Another false dawn for Liepāja's steelworks

The Turkish-owned company "Liepāja Steel" has decided to abandon any plans to return to making steel in Liepāja and will instead move the steel melting furnace it bought three years ago to Turkey, reported TV Kurzeme.

The company said it has not been able to agree on the start of industrial activity with the Liepāja City Council and the Special Economic Zone (SEZ) administration. 

Meanwhile the municipal authorities in Liepāja will keep to their plan to create an eco-friendly industrial park on the sprawling territory of the former "Liepājas metalurgs" plant, which was once the city's major employer but which closed its doors after running into insolvency in 2013.

The lawyers of SIA "Liepāja Steel" are currently preparing the necessary documentation for the dismantling and shipping of the steel melting furnace. The board of the company does not yet have a date when it will be leaving Liepāja, but said it is keen to cut running costs by doing so at the earliest opportunity.

"The losses are big, yes. And there will be even more losses. We will now pay for the dismantling. We will dismantle the factory in Liepāja, and take it to Turkey. We will pay for transportation, plus a new factory must be built there," said company manager Mehmet Garip.

In the spring of 2021 the company "Liepaja Steel" – established in Latvia by the Turkish company "Aslanji Metalurji" – participated in the auction of the steelworks' most valuable asset – its giant furnace . The amount of the purchase was not disclosed at the time.

"We won the tender for about 10 million euros. Approximately. We are paying all of it now. We were not told anywhere that you cannot open this factory in Liepāja. I can't understand why Liepāja doesn't want it, we can't understand it," said Garip, the chairman of the board.

The entire territory of the approximately 120-hectare steelworks site belongs to the Liepāja SEZ and the municipality, which five years ago signed a memorandum of intent with the Ministry of Economy (ME) and the Latvian Investment and Development Agency (LIAA) on the development of a modern industrial park.

A short-term lease agreement was concluded with "Liepāja Steel", which ended in April this year. The company insists it wanted to conclude a long-term lease, but the Liepāja SEZ demanded a detailed business and investment plan, plus guarantees that metallurgy would not adversely affect the surrounding environment. The company did not submit any plan.

"The building is the property of the Liepāja SEZ administration. At the moment, there is a steel melting furnace and other equipment in the building. It must be vacated first, then we will see what to do with this building.
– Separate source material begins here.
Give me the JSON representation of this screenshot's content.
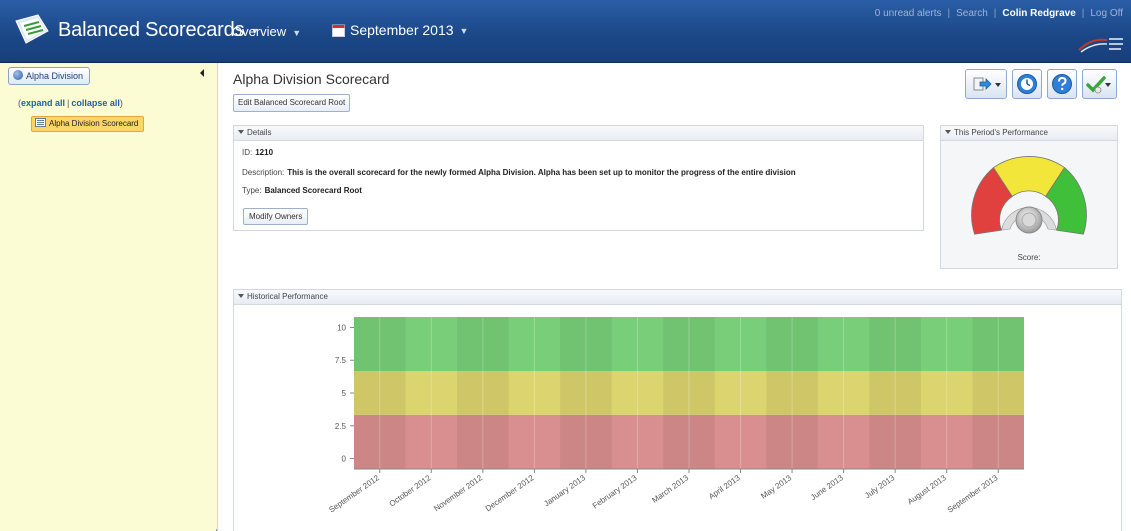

In any case, entrepreneurs are interested in the area as such," said SEZ manager and Liepāja City Council member Uldis Hmielevskis (Liepāja party).
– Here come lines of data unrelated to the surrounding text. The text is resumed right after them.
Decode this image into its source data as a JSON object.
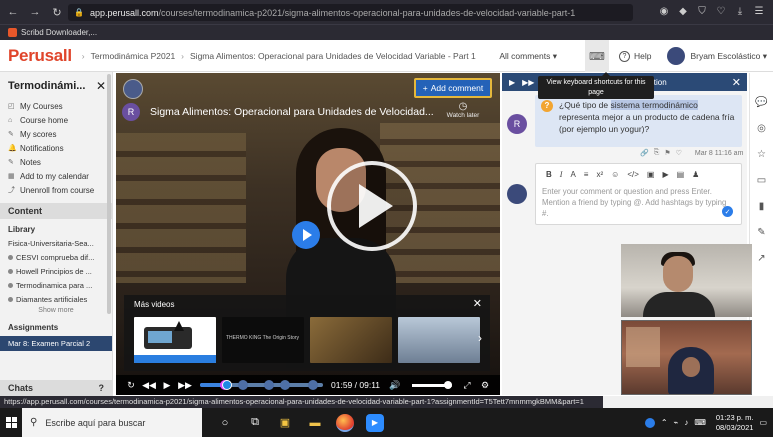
{
  "browser": {
    "url_host": "app.perusall.com",
    "url_path": "/courses/termodinamica-p2021/sigma-alimentos-operacional-para-unidades-de-velocidad-variable-part-1",
    "bookmark": "Scribd Downloader,..."
  },
  "header": {
    "logo": "Perusall",
    "breadcrumb": [
      "Termodinámica P2021",
      "Sigma Alimentos: Operacional para Unidades de Velocidad Variable - Part 1"
    ],
    "all_comments": "All comments ▾",
    "help": "Help",
    "user": "Bryam Escolástico ▾"
  },
  "tooltip": "View keyboard shortcuts for this page",
  "sidebar": {
    "course": "Termodinámi...",
    "menu": [
      {
        "icon": "◰",
        "label": "My Courses"
      },
      {
        "icon": "⌂",
        "label": "Course home"
      },
      {
        "icon": "✎",
        "label": "My scores"
      },
      {
        "icon": "🔔",
        "label": "Notifications"
      },
      {
        "icon": "✎",
        "label": "Notes"
      },
      {
        "icon": "▦",
        "label": "Add to my calendar"
      },
      {
        "icon": "⤴",
        "label": "Unenroll from course"
      }
    ],
    "content_label": "Content",
    "library_label": "Library",
    "library": [
      "Fisica-Universitaria-Sea...",
      "CESVI comprueba dif...",
      "Howell Principios de ...",
      "Termodinamica para ...",
      "Diamantes artificiales"
    ],
    "show_more": "Show more",
    "assignments_label": "Assignments",
    "assignment_active": "Mar 8: Examen Parcial 2",
    "chats_label": "Chats"
  },
  "video": {
    "title": "Sigma Alimentos: Operacional para Unidades de Velocidad...",
    "watch_later": "Watch later",
    "add_comment": "Add comment",
    "avatar_letter": "R",
    "more_videos": "Más videos",
    "thumb2_text": "THERMO KING  The Origin Story",
    "current_time": "01:59",
    "total_time": "09:11",
    "progress": 0.216,
    "volume": 0.9
  },
  "comments": {
    "question_before": "¿Qué tipo de ",
    "question_highlight": "sistema termodinámico",
    "question_after": " representa mejor a un producto de cadena fría (por ejemplo un yogur)?",
    "author_letter": "R",
    "date": "Mar 8 11:16 am",
    "editor_placeholder": "Enter your comment or question and press Enter. Mention a friend by typing @. Add hashtags by typing #.",
    "head_label": "ition"
  },
  "status_url": "https://app.perusall.com/courses/termodinamica-p2021/sigma-alimentos-operacional-para-unidades-de-velocidad-variable-part-1?assignmentId=T5Tett7mnmmgkBMM&part=1",
  "taskbar": {
    "search_placeholder": "Escribe aquí para buscar",
    "time": "01:23 p. m.",
    "date": "08/03/2021"
  }
}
As previously reported, Liepāja Steel previously expressed its readiness to invest 200 million euros and create at least 450 jobs over five years – though again the lack of a business plan renders such prophecies less than reliable. 
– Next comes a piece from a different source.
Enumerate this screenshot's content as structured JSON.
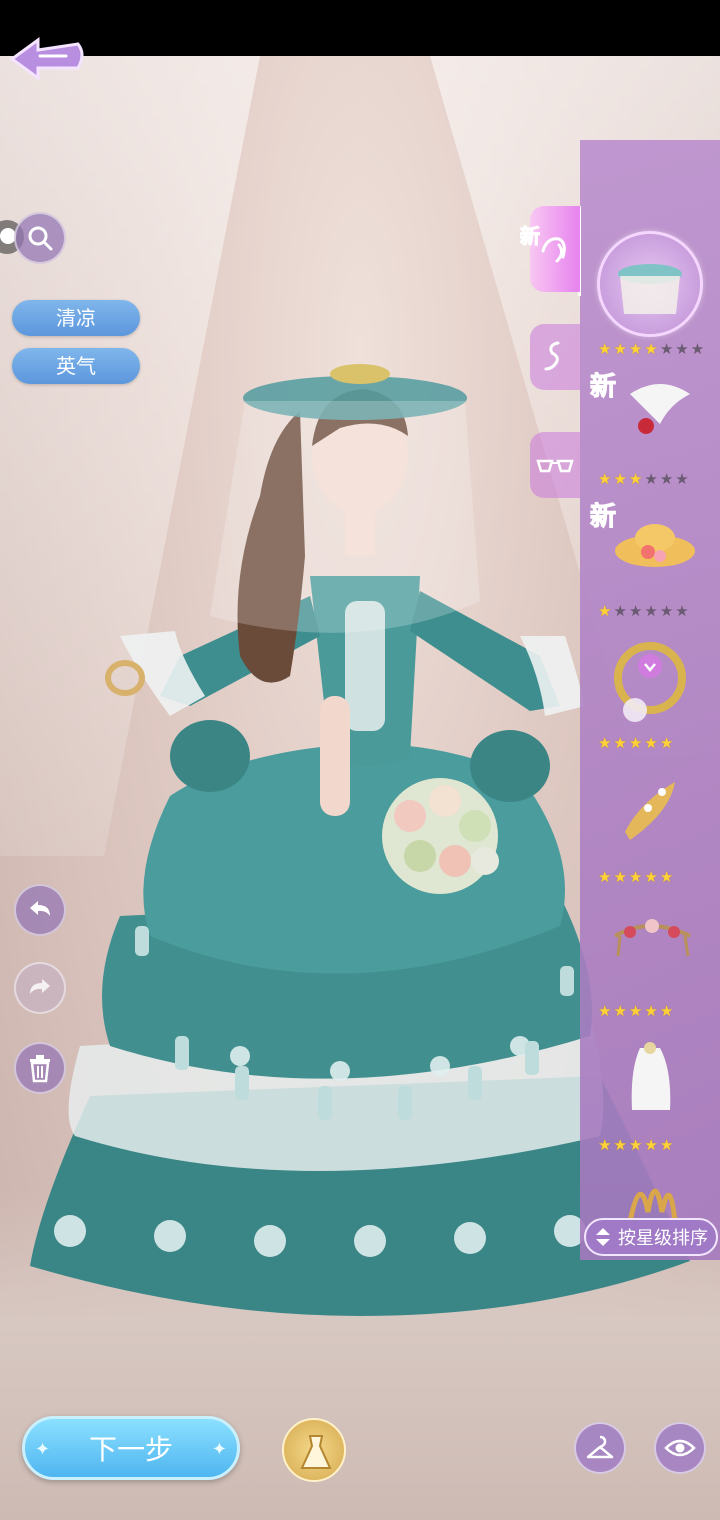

"The investor has not started operations, therefore the impact on the national economy can only be potential, and specifically on Liepāja," said representatives of the Ministry of Economy in a written statement to TV Kurzeme.

It is far from the first time that the arrival of investors and initial high hopes of a return to steel production and hundreds of jobs have failed to pan out. 

The Liepājas Metalurgs plant in Latvia's third-largest city was first declared insolvent in 2013 after it failed to repay a state-guaranteed loan to an Italian bank.

After sinking 67 million euros into it, the government sold the plant to Ukrainian scrap metal dealers KVV Group in late 2014. It was renamed KVV Liepajas Metalurgs and officially re-opened on March 6, 2015, but soon started having problems again and was once more declared insolvent in September 2016 before that chapter ended in the courts.

Last year Latvian Television reported on the Turkish investment plan and a certain amount of caution regarding it from local officials.